Dr Powell, who trained at John Hopkins University and currently runs a private practice in Medford, Oregon, is now studying Ramses as part a cutting-edge research project into telepathy.
She believes that telepathy may represent an alternative method of communication between autistic children and their parents, who ‘desperately want to communicate with one another, but can’t’.
She said: ‘I am as confident that telepathy exists as I am a lot of things that have actually been accepted by science. I would never say 100 per cent about anything – but I have seen evidence.
‘I have met privately with many people who have said they would never publicly state that they believe in telepathy but tell me that they have actually experienced it or witnessed it themselves.
‘Many of them say the reason they don’t come forward and say anything is that they are actually afraid that they would be ridiculed or possibly even lose their job.
In Ramses’s case, he has apparently been able to demonstrate a degree of telepathy with Dr Powell during three meetings.
Ms Sanguino, who works as an artist, says her son has sometimes been able to recite 38 numbers written out of sight. She vows there is no trickery involved in his ‘talent’, or her home videos.
‘I don’t know how to explain it. I hope Dr Powell will eventually be able to give me some answers.’
However, Ms Sanguino’s main concern is helping to find a specialist school for Ramses, whom Dr Powell has described as ‘one of the smartest five year olds on the planet’.
Ms Sanguino says her son can understand and recite parts of several languages including Greek, Hebrew, Arabic and Japanese. He can also solve rudimentary algebra problems, she says.
‘Even when he was a baby he didn’t like toys, he just liked reading. He started reading when he was 12 months old and could even say words in English, Spanish, Greek and some Japanese.
‘I taught him some of the languages but I have no idea how he learned parts of Hindi, Arabic or Hebrew by the time he was three. It may have been through the house computer that is often left on.
‘I put him into a school but it was a nightmare. He was the only child who could read in the class. The teacher liked him at first and called him the little professor.

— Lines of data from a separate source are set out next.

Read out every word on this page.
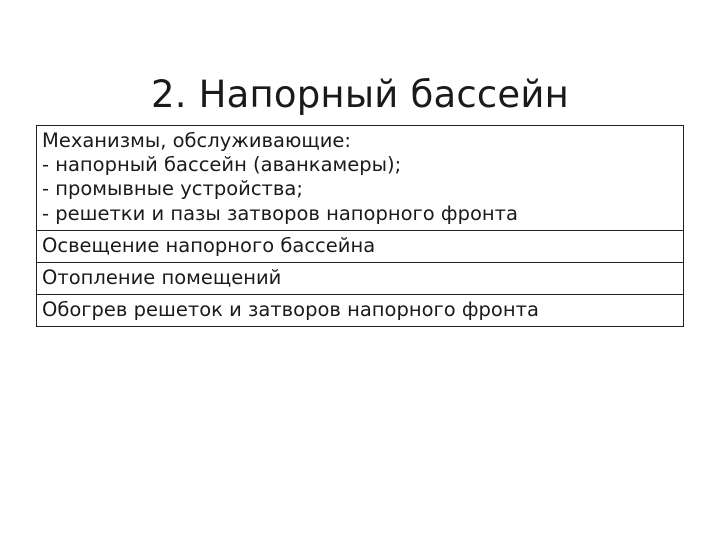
2. Напорный бассейн
Механизмы, обслуживающие:
- напорный бассейн (аванкамеры);
- промывные устройства;
- решетки и пазы затворов напорного фронта

Освещение напорного бассейна

Отопление помещений

Обогрев решеток и затворов напорного фронта
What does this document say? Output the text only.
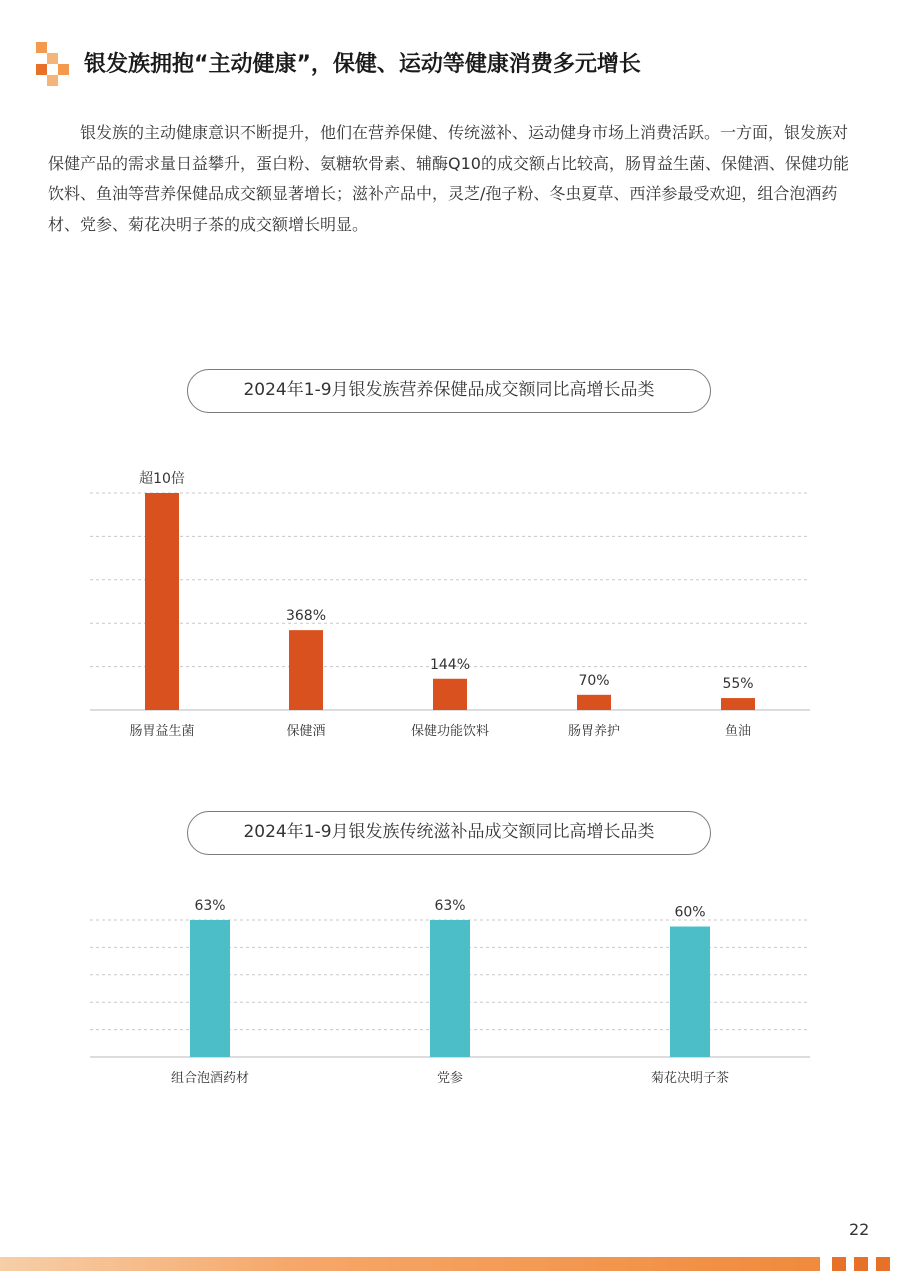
银发族拥抱“主动健康”，保健、运动等健康消费多元增长

银发族的主动健康意识不断提升，他们在营养保健、传统滋补、运动健身市场上消费活跃。一方面，银发族对保健产品的需求量日益攀升，蛋白粉、氨糖软骨素、辅酶Q10的成交额占比较高，肠胃益生菌、保健酒、保健功能饮料、鱼油等营养保健品成交额显著增长；滋补产品中，灵芝/孢子粉、冬虫夏草、西洋参最受欢迎，组合泡酒药材、党参、菊花决明子茶的成交额增长明显。

2024年1-9月银发族营养保健品成交额同比高增长品类
超10倍
肠胃益生菌
368%
保健酒
144%
保健功能饮料
70%
肠胃养护
55%
鱼油
2024年1-9月银发族传统滋补品成交额同比高增长品类
63%
组合泡酒药材
63%
党参
60%
菊花决明子茶
22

But soon Ramses started correcting her on some of her spelling and maths and the teacher began isolating him from other students. ‘I had to take him out of the school and back home with me.
‘He is different and people cannot understand the way he thinks. He is obsessed with numbers and will count everything, houses, books, letters, and he won’t move on until he has counted them all.
Dr Powell, who is studying other children around the world as part of her research, hopes to get Ramses sponsored into a special school for gifted autistic children.